Exact Algorithm for Batch Scheduling With Many-to-Many Job-Tool Matching and Job Release Time Constraints

Job-dependent tool switching is necessary in many batch processing systems (BPSs). Heterogeneous tool demand and extra time consumption for tool switches bring great challenges for high-performance production scheduling in BPSs. In this study, we present a novel batch scheduling problem derived from a satellite vibration test system. Different from basic scheduling problems in BPSs with tool switching, it has complications caused by many-to-many task-tool matching and job release time constraints. Specifically, each job has predetermined candidate tools. One of them should be selected and equipped to process a given job. Unlike sequence-dependent setup time that is only related to two adjacent jobs, tool switching time is additionally dependent on the tools selected by both jobs from their respective candidate tools. Both job sequence and tool selections need to be determined to minimize makespan.

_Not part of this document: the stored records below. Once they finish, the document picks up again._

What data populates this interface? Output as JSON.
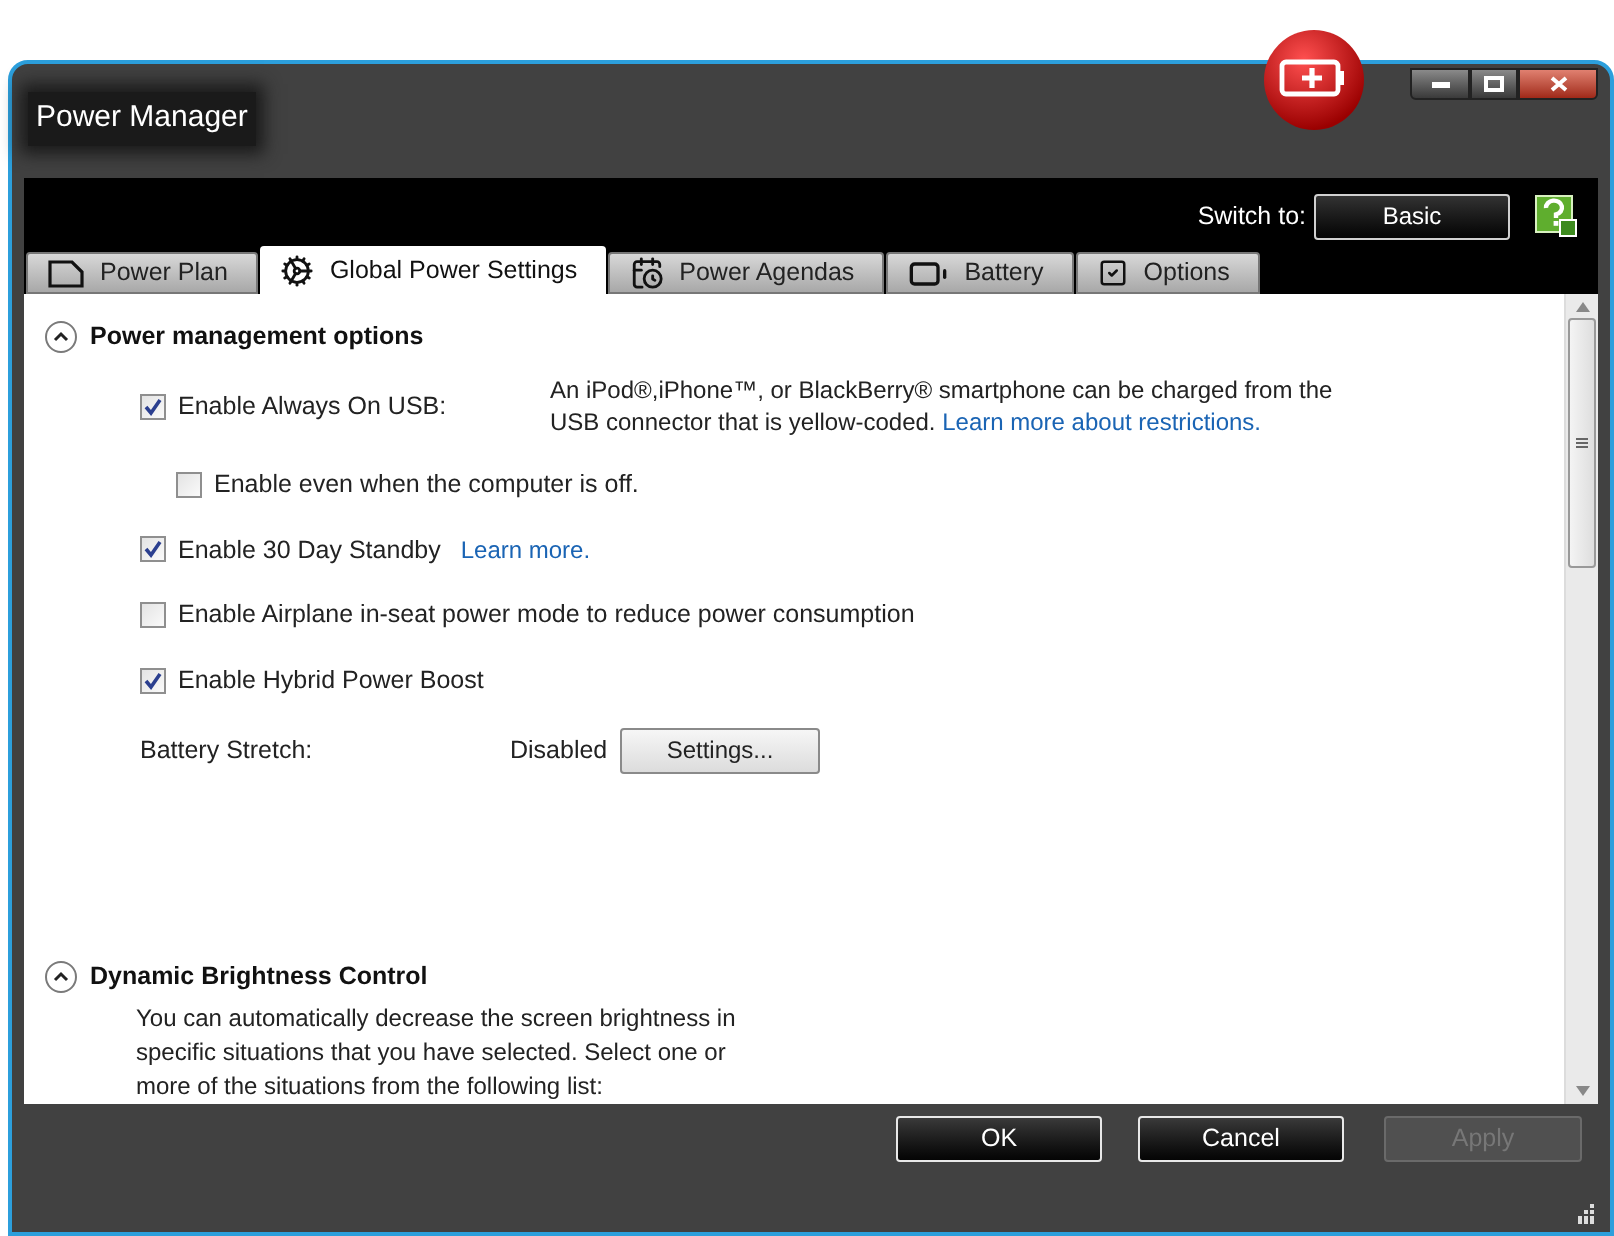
{
  "window": {
    "title": "Power Manager"
  },
  "switch_to": {
    "label": "Switch to:",
    "button": "Basic"
  },
  "tabs": [
    {
      "label": "Power Plan",
      "kind": "plan",
      "selected": false
    },
    {
      "label": "Global Power Settings",
      "kind": "gear",
      "selected": true
    },
    {
      "label": "Power Agendas",
      "kind": "agenda",
      "selected": false
    },
    {
      "label": "Battery",
      "kind": "battery",
      "selected": false
    },
    {
      "label": "Options",
      "kind": "check",
      "selected": false
    }
  ],
  "sections": [
    {
      "title": "Power management options",
      "expanded": true,
      "items": [
        {
          "kind": "checkbox",
          "label": "Enable Always On USB:",
          "checked": true,
          "description": "An iPod®,iPhone™, or BlackBerry® smartphone can be charged from the USB connector that is yellow-coded.",
          "link": "Learn more about restrictions.",
          "children": [
            {
              "kind": "checkbox",
              "label": "Enable even when the computer is off.",
              "checked": false
            }
          ]
        },
        {
          "kind": "checkbox",
          "label": "Enable 30 Day Standby",
          "checked": true,
          "link": "Learn more."
        },
        {
          "kind": "checkbox",
          "label": "Enable Airplane in-seat power mode to reduce power consumption",
          "checked": false
        },
        {
          "kind": "checkbox",
          "label": "Enable Hybrid Power Boost",
          "checked": true
        },
        {
          "kind": "setting",
          "label": "Battery Stretch:",
          "value": "Disabled",
          "button": "Settings..."
        }
      ]
    },
    {
      "title": "Dynamic Brightness Control",
      "expanded": true,
      "description": "You can automatically decrease the screen brightness in specific situations that you have selected. Select one or more of the situations from the following list:"
    }
  ],
  "buttons": [
    {
      "label": "OK",
      "disabled": false
    },
    {
      "label": "Cancel",
      "disabled": false
    },
    {
      "label": "Apply",
      "disabled": true
    }
  ]
}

Mixed-integer linear programming (MILP) and constraint programming (CP) models are developed for formulating the problem. We prove that the problem is NP-hard. To obtain exact solutions, we propose a novel branch-and-bound algorithm (B&B) based on the analysis and extraction of problem properties. It integrates a domain reduction mechanism, branching strategies, and dominance rules. Among them, the domain reduction mechanism reduces the number of jobs to be scheduled; the branching strategies accelerate solving speed; and the dominance rules save the memory consumption. Ablation studies and key influencing factor experiments are performed. The results show that the proposed B&B can optimally solve much larger instances than state-of-the-art methods (including some heuristics). It can optimally solve industrial-size problems in a short time, implying that it can well satisfy the scheduling need of a satellite vibration test system and thus advance the field of BPS scheduling.